Tens of thousands of patients have failed to turn up to appointments at Wrexham Maelor Hospital and Glan Clwyd Hospital in Bodelwyddan in the last four years, official figures have revealed.
And since 2013, a massive £24.7million has been lost due to people failing to turn up for their appointments.
Betsi Cadwaladr University Health Board, which runs the two hospital sites, described it as a “significant issue”.
A spokesman said: “There are circumstances where it is unavoidable for patients to miss appointments.
“However, missed appointments are a significant issue for the health board, wasting staff time and resources and preventing other patients from having appointments at an earlier date.
“That is why we urge all patients to let us know as soon as possible if they are unable to attend an appointment – we can then offer that patient an alternative date, and offer the original appointment to another patient.
“Our text reminder service has reduced the number of missed appointments, but we continue to ask the public to notify us if they are unable to attend an appointment.”
According to the figures, uncovered following a Freedom of Information request by the Leader, just under 95 appointments a day were being missed at the two sites.
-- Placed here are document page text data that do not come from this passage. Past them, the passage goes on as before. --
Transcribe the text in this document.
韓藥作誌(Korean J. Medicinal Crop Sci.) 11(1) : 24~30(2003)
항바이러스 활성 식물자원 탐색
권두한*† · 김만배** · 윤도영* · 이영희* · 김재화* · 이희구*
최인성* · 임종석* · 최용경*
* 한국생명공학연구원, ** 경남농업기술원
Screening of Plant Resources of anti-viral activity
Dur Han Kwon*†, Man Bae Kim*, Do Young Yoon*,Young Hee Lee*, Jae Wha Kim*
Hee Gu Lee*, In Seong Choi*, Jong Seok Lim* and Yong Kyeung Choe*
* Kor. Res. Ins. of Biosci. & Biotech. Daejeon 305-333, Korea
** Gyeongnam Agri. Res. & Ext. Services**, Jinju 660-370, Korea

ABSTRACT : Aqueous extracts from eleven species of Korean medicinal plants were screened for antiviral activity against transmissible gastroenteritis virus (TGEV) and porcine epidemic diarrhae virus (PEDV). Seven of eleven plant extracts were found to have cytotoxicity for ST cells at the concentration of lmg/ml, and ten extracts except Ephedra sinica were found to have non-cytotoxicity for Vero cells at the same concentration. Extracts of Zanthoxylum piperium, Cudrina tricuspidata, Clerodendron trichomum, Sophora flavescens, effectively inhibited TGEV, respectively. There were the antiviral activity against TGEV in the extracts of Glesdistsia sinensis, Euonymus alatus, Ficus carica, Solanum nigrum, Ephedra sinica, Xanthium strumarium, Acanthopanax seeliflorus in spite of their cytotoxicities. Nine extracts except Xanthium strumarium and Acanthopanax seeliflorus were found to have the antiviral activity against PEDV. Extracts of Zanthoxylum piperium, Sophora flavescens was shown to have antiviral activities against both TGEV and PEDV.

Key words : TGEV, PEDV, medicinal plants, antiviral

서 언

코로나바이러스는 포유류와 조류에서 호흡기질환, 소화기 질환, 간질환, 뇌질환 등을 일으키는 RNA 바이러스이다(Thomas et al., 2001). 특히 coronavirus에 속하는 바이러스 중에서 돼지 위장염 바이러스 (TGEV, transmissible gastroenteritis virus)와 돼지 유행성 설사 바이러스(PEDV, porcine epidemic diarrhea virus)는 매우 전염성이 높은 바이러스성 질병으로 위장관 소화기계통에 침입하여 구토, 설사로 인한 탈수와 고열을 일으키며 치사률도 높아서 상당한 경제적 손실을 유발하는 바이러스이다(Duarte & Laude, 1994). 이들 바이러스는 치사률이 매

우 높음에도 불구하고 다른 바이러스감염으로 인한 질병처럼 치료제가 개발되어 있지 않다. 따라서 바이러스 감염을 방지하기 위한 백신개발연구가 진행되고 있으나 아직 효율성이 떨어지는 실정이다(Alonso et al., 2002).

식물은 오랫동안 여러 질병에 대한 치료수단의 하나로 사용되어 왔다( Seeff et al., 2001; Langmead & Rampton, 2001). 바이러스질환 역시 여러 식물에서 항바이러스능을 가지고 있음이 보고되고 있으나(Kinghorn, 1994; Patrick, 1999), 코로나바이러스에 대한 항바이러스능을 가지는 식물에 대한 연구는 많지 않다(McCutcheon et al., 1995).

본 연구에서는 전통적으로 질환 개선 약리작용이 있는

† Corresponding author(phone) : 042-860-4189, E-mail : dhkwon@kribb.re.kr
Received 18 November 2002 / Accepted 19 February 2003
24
A total of 138,270 appointments were missed between 2013 and 2016.
The figures appear to show more than double the amount of appointments being missed at Wrexham Maelor compared with Glan Clwyd, but the health board said that due to differences in the way data was collected, it was difficult to compare the two sites.
The amount of missed appointments recorded also appears static across the four year period.
At Wrexham Maelor there were 24,402 missed appointments in 2013, 23,965 in 2014, 22,316 in 2015 and 24,225 in 2016.
At Glan Clwyd Hospital there were 10,829 missed appointments in 2013, 11,766 in 2014, 10,130 in 2015 and 10,637 in 2016.
In terms of the cost, across the two sites the missed appointments cost £6.3 million in 2013, £6.4million in 2014, £5.8m in 2015 and £6.2m in 2016.